Tantangan Pengobatan Penderita ODHA di Tengah Pandemi COVID-19
10 Jul 2020 18:39 WIB
Foto : Direktur Pencegahan dan Pengendalian Penyakit Menular Langsung, Kementerian Kesehatan RI dr. Wiendra Waworuntu, M.Kes pada dialog di Media Center Gugus Tugas Nasional, Jakarta, Kamis (9/7). (KOMBEN BNPB/Dume Sinaga)
JAKARTA – Pada masa pandemi seperti saat ini, ODHA (Orang Dengan HIV/AIDS) menjadi salah satu kelompok yang bersiko tinggi terhadap COVID-19. Direktur Pencegahan dan Pengendalian Penyakit Menular Langsung, Kementerian Kesehatan RI dr. Wiendra Waworuntu, M.Kes mengungkapkan dampak yang paling terasa adalah pengobatan terhadap HIV/AIDS.
“Dampak terhadap jumlah pengobatan terhadap HIV/AIDS, tidak semuanya menurun. Ada yang stabil, tapi ada juga yang menurun,” ungkap Wiendra pada dialog di Media Center Gugus Tugas Nasional, Jakarta, Kamis (9/7).
Wiendra menjelaskan bahwa penurunan terhadap jumlah pengobatan ini terjadi karena selama masa pandemi COVID-19, obat antiretroviral atau ARV diberikan langsung untuk satu hingga tiga bulan. Namun pemberian obat ini juga harus memperhatikan ketersediaan obat yang ada di daerah masing-masing.

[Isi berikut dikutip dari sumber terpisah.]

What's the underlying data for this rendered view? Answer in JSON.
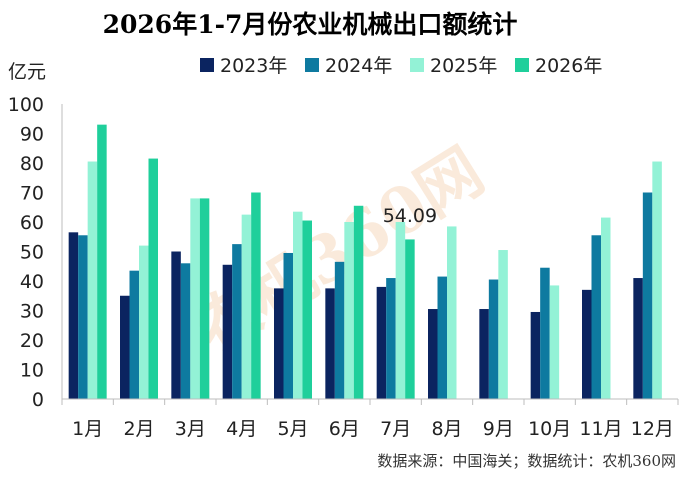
{
  "chart_data": {
    "type": "bar",
    "title": "2026年1-7月份农业机械出口额统计",
    "ylabel": "亿元",
    "ylim": [
      0,
      100
    ],
    "yticks": [
      0,
      10,
      20,
      30,
      40,
      50,
      60,
      70,
      80,
      90,
      100
    ],
    "grid": false,
    "legend": "top-right",
    "categories": [
      "1月",
      "2月",
      "3月",
      "4月",
      "5月",
      "6月",
      "7月",
      "8月",
      "9月",
      "10月",
      "11月",
      "12月"
    ],
    "series": [
      {
        "name": "2023年",
        "color": "#0b2460",
        "values": [
          56.5,
          35,
          50,
          45.5,
          37.5,
          37.5,
          38,
          30.5,
          30.5,
          29.5,
          37,
          41
        ]
      },
      {
        "name": "2024年",
        "color": "#0e7aa0",
        "values": [
          55.5,
          43.5,
          46,
          52.5,
          49.5,
          46.5,
          41,
          41.5,
          40.5,
          44.5,
          55.5,
          70
        ]
      },
      {
        "name": "2025年",
        "color": "#93f2d6",
        "values": [
          80.5,
          52,
          68,
          62.5,
          63.5,
          60,
          60,
          58.5,
          50.5,
          38.5,
          61.5,
          80.5
        ]
      },
      {
        "name": "2026年",
        "color": "#1fcf9b",
        "values": [
          93,
          81.5,
          68,
          70,
          60.5,
          65.5,
          54.09,
          null,
          null,
          null,
          null,
          null
        ]
      }
    ],
    "annotations": [
      {
        "text": "54.09"
      }
    ]
  },
  "footer": {
    "source": "数据来源：中国海关；数据统计：农机360网"
  },
  "watermark": {
    "text": "农机360网"
  }
}
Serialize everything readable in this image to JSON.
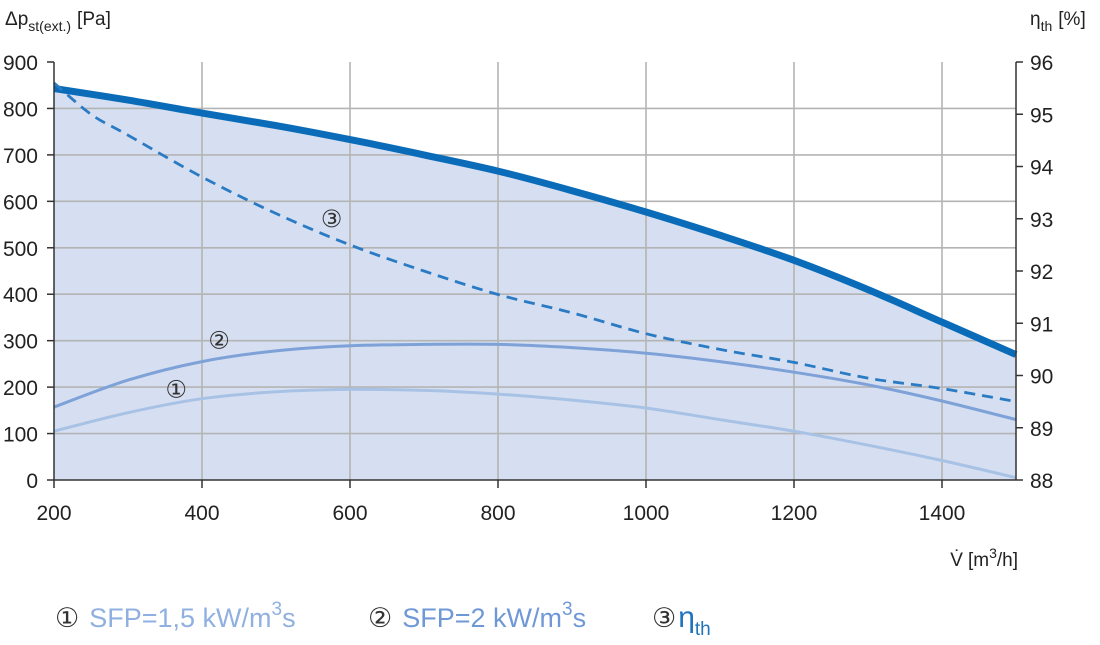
{
  "chart_data": {
    "type": "line",
    "y_title": {
      "symbol": "Δp",
      "subscript": "st(ext.)",
      "unit": "[Pa]"
    },
    "y2_title": {
      "symbol": "η",
      "subscript": "th",
      "unit": "[%]"
    },
    "x_title": {
      "symbol": "V̇",
      "unit_prefix": "[m",
      "unit_sup": "3",
      "unit_suffix": "/h]"
    },
    "xlim": [
      200,
      1500
    ],
    "ylim": [
      0,
      900
    ],
    "y2lim": [
      88,
      96
    ],
    "x_ticks": [
      200,
      400,
      600,
      800,
      1000,
      1200,
      1400
    ],
    "y_ticks": [
      0,
      100,
      200,
      300,
      400,
      500,
      600,
      700,
      800,
      900
    ],
    "y2_ticks": [
      88,
      89,
      90,
      91,
      92,
      93,
      94,
      95,
      96
    ],
    "grid": true,
    "legend_position": "bottom",
    "colors": {
      "fill": "#d5dff1",
      "max_curve": "#0a6cb8",
      "sfp1": "#a8c2e6",
      "sfp2": "#7ea2d8",
      "eta": "#2b7bc4",
      "grid": "#b4b4b4"
    },
    "series": [
      {
        "id": "max",
        "axis": "left",
        "x": [
          200,
          300,
          400,
          500,
          600,
          700,
          800,
          900,
          1000,
          1100,
          1200,
          1300,
          1400,
          1500
        ],
        "y": [
          843,
          818,
          790,
          763,
          733,
          700,
          665,
          623,
          577,
          527,
          473,
          410,
          340,
          270
        ]
      },
      {
        "id": "sfp1",
        "axis": "left",
        "marker": "①",
        "marker_at": [
          365,
          195
        ],
        "x": [
          200,
          300,
          400,
          500,
          600,
          700,
          800,
          900,
          1000,
          1100,
          1200,
          1300,
          1400,
          1500
        ],
        "y": [
          105,
          145,
          175,
          190,
          195,
          193,
          185,
          172,
          155,
          130,
          105,
          75,
          42,
          5
        ]
      },
      {
        "id": "sfp2",
        "axis": "left",
        "marker": "②",
        "marker_at": [
          423,
          300
        ],
        "x": [
          200,
          300,
          400,
          500,
          600,
          700,
          800,
          900,
          1000,
          1100,
          1200,
          1300,
          1400,
          1500
        ],
        "y": [
          157,
          215,
          255,
          278,
          289,
          292,
          292,
          285,
          273,
          255,
          232,
          205,
          170,
          130
        ]
      },
      {
        "id": "eta",
        "axis": "right",
        "dashed": true,
        "marker": "③",
        "marker_at": [
          575,
          93.0
        ],
        "x": [
          200,
          250,
          300,
          400,
          500,
          600,
          700,
          800,
          900,
          1000,
          1100,
          1200,
          1300,
          1400,
          1500
        ],
        "y": [
          95.6,
          95.0,
          94.6,
          93.8,
          93.1,
          92.5,
          92.0,
          91.55,
          91.2,
          90.8,
          90.5,
          90.25,
          89.95,
          89.75,
          89.5
        ]
      }
    ],
    "legend": [
      {
        "marker": "①",
        "text": "SFP=1,5 kW/m",
        "sup": "3",
        "suffix": "s",
        "color": "#8fb0e0"
      },
      {
        "marker": "②",
        "text": "SFP=2 kW/m",
        "sup": "3",
        "suffix": "s",
        "color": "#6f98d6"
      },
      {
        "marker": "③",
        "text": "η",
        "sub": "th",
        "color": "#1f73bd"
      }
    ]
  }
}
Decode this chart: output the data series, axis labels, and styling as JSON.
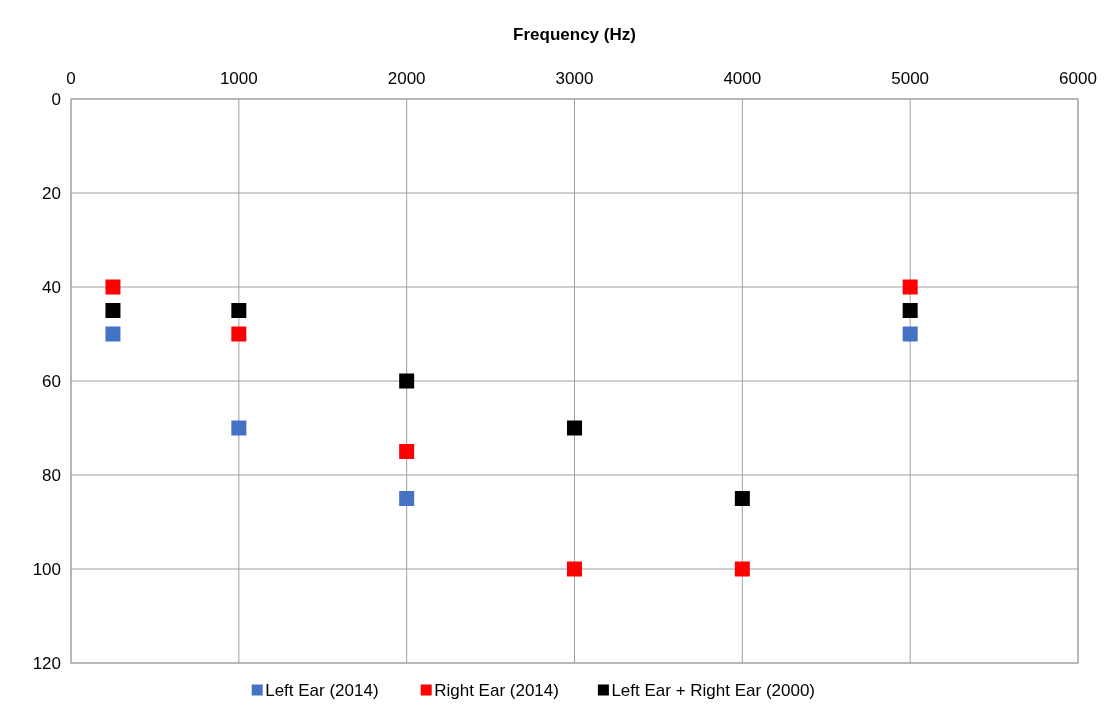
{
  "chart_data": {
    "type": "scatter",
    "xlabel": "Frequency (Hz)",
    "x": [
      250,
      1000,
      2000,
      3000,
      4000,
      5000
    ],
    "series": [
      {
        "name": "Left Ear (2014)",
        "color": "#4472c4",
        "values": [
          50,
          70,
          85,
          null,
          null,
          50
        ]
      },
      {
        "name": "Right Ear (2014)",
        "color": "#ff0000",
        "values": [
          40,
          50,
          75,
          100,
          100,
          40
        ]
      },
      {
        "name": "Left Ear + Right Ear (2000)",
        "color": "#000000",
        "values": [
          45,
          45,
          60,
          70,
          85,
          45
        ]
      }
    ],
    "xlim": [
      0,
      6000
    ],
    "xticks": [
      0,
      1000,
      2000,
      3000,
      4000,
      5000,
      6000
    ],
    "ylim": [
      120,
      0
    ],
    "yticks": [
      0,
      20,
      40,
      60,
      80,
      100,
      120
    ],
    "grid": true,
    "legend": "bottom",
    "marker": "square"
  }
}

Selain mengganggu aktivitas pengobatan, COVID-19 juga memberikan dampak terhadap ketersediaan obat pada bulan April.
“Sempat terganggu pada bulan April transisi Mei karena pada waktu itu lockdown juga di India, tetapi hanya terganggu sekitar satu minggu dan sampai hari ini obat sudah tersedia di semua layanan”, ucap Wiendra.
Obat ARV adalah jenis obat yang dapat digunakan untuk memperlambat perkembangan virus HIV yang bekerja dengan cara menghilangkan unsur yang diperlukan oleh virus HIV untuk menggandakan diri dan juga mencegah virus HIV menghancurkan sel CD4 atau sel darah putih yang bertugas untuk menjaga kekebalan tubuh.
Pemerintah melalui Kementerian Kesehatan menyediakan obat ARV secara gratis bagi ODHA.
Wiendra juga menekankan bagi ODHA yang mengkonsumsi obat ARV secara rutin, tetap harus waspada dengan potensi penularan COVID-19.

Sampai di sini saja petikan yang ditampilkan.